While addressing a seminar at the UN in Geneva, entitled, “Defending the Democratic Processes”, British parliamentarian, George Galloway, has also confirmed that India is using rape as a weapon of occupation in Kashmir.
A study done by “Doctors without Borders” reveals that Kashmiri women are among the worst sufferers of sexual violence in the world. It further mentions that since the beginning of the armed struggle in Kashmir in 1989, sexual violence has been routinely perpetrated on Kashmiri women.

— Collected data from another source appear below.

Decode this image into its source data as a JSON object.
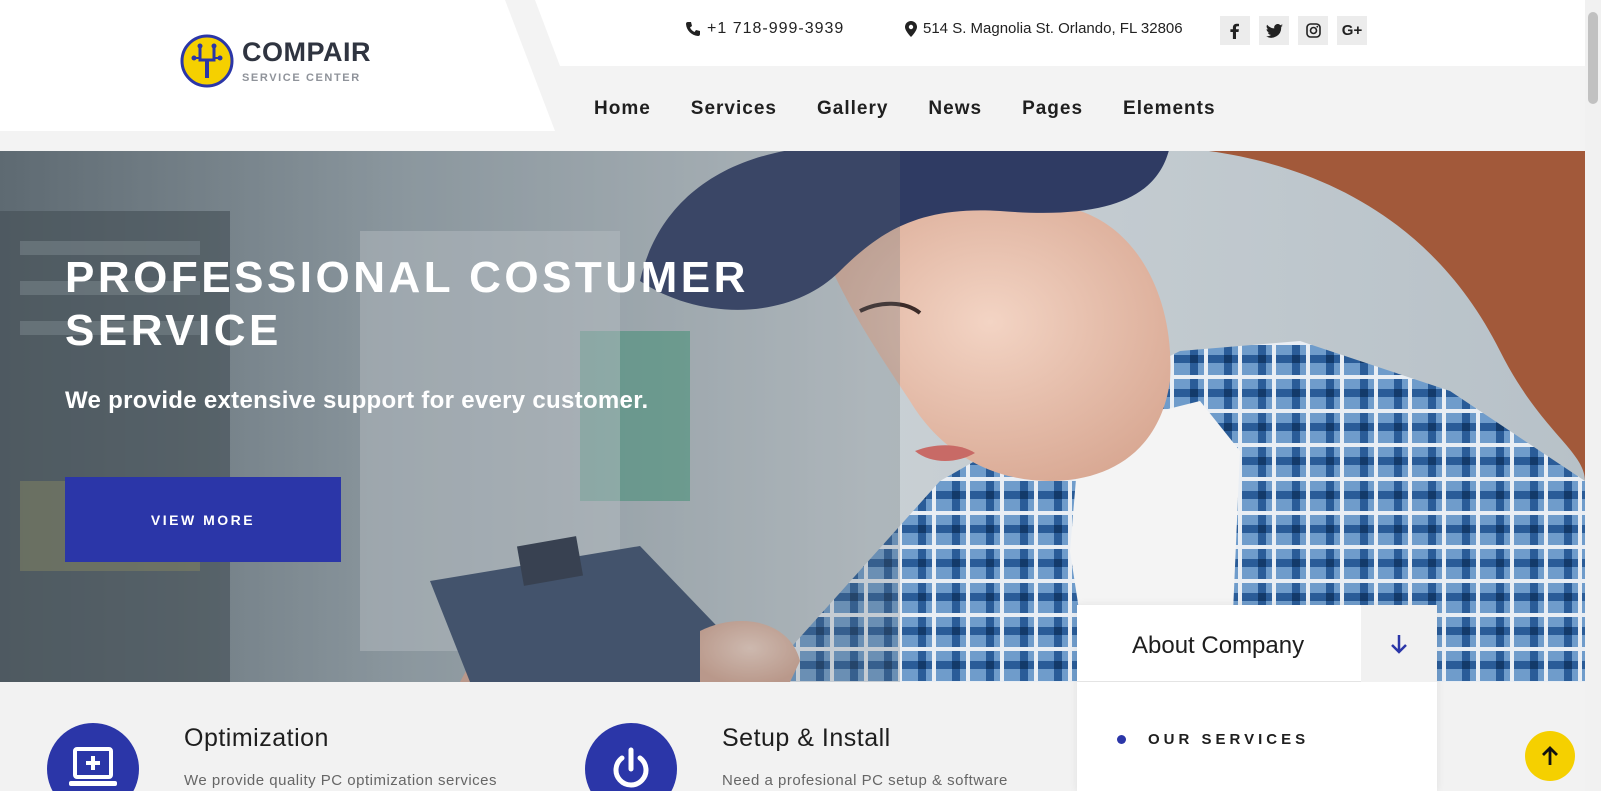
{
  "brand": {
    "name": "COMPAIR",
    "tagline": "SERVICE CENTER",
    "colors": {
      "accent": "#2b36a8",
      "yellow": "#f5d000"
    }
  },
  "contact": {
    "phone": "+1 718-999-3939",
    "address": "514 S. Magnolia St. Orlando, FL 32806"
  },
  "socials": [
    {
      "icon": "facebook-icon",
      "glyph": "f"
    },
    {
      "icon": "twitter-icon",
      "glyph": "t"
    },
    {
      "icon": "instagram-icon",
      "glyph": "o"
    },
    {
      "icon": "google-plus-icon",
      "glyph": "G+"
    }
  ],
  "nav": [
    "Home",
    "Services",
    "Gallery",
    "News",
    "Pages",
    "Elements"
  ],
  "hero": {
    "title": "PROFESSIONAL COSTUMER SERVICE",
    "subtitle": "We provide extensive support for every customer.",
    "button": "VIEW MORE"
  },
  "about": {
    "title": "About Company",
    "item": "OUR SERVICES"
  },
  "services": [
    {
      "title": "Optimization",
      "desc": "We provide quality PC optimization services",
      "icon": "monitor-icon"
    },
    {
      "title": "Setup & Install",
      "desc": "Need a profesional PC setup & software",
      "icon": "power-icon"
    }
  ]
}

Brutalities in Kashmir have also been condemned by Indian human rights groups. The Andhra Pradesh Civil Liberties Committee, Hyderabad; Committee for the Protection of Democratic Rights, Mumbai, and Peoples Union for Democratic Rights, Delhi, issued a stinging rebuke of Indian forces’ practices in Kashmir following a visit to the state by their fact-finding team last year.
India, which claims to be the ‘largest democracy’ in the world, has drawn an iron curtain around Kashmir. Human rights organisations, especially Amnesty International, have been barred from entering the state since 1978. Even so, reports have trickled out painting a grim picture. Freedom House, a New York-based non-profit organisation, described India’s occupation of Kashmir as the ‘worst of the worst’ where basic human and political rights were denied to the people.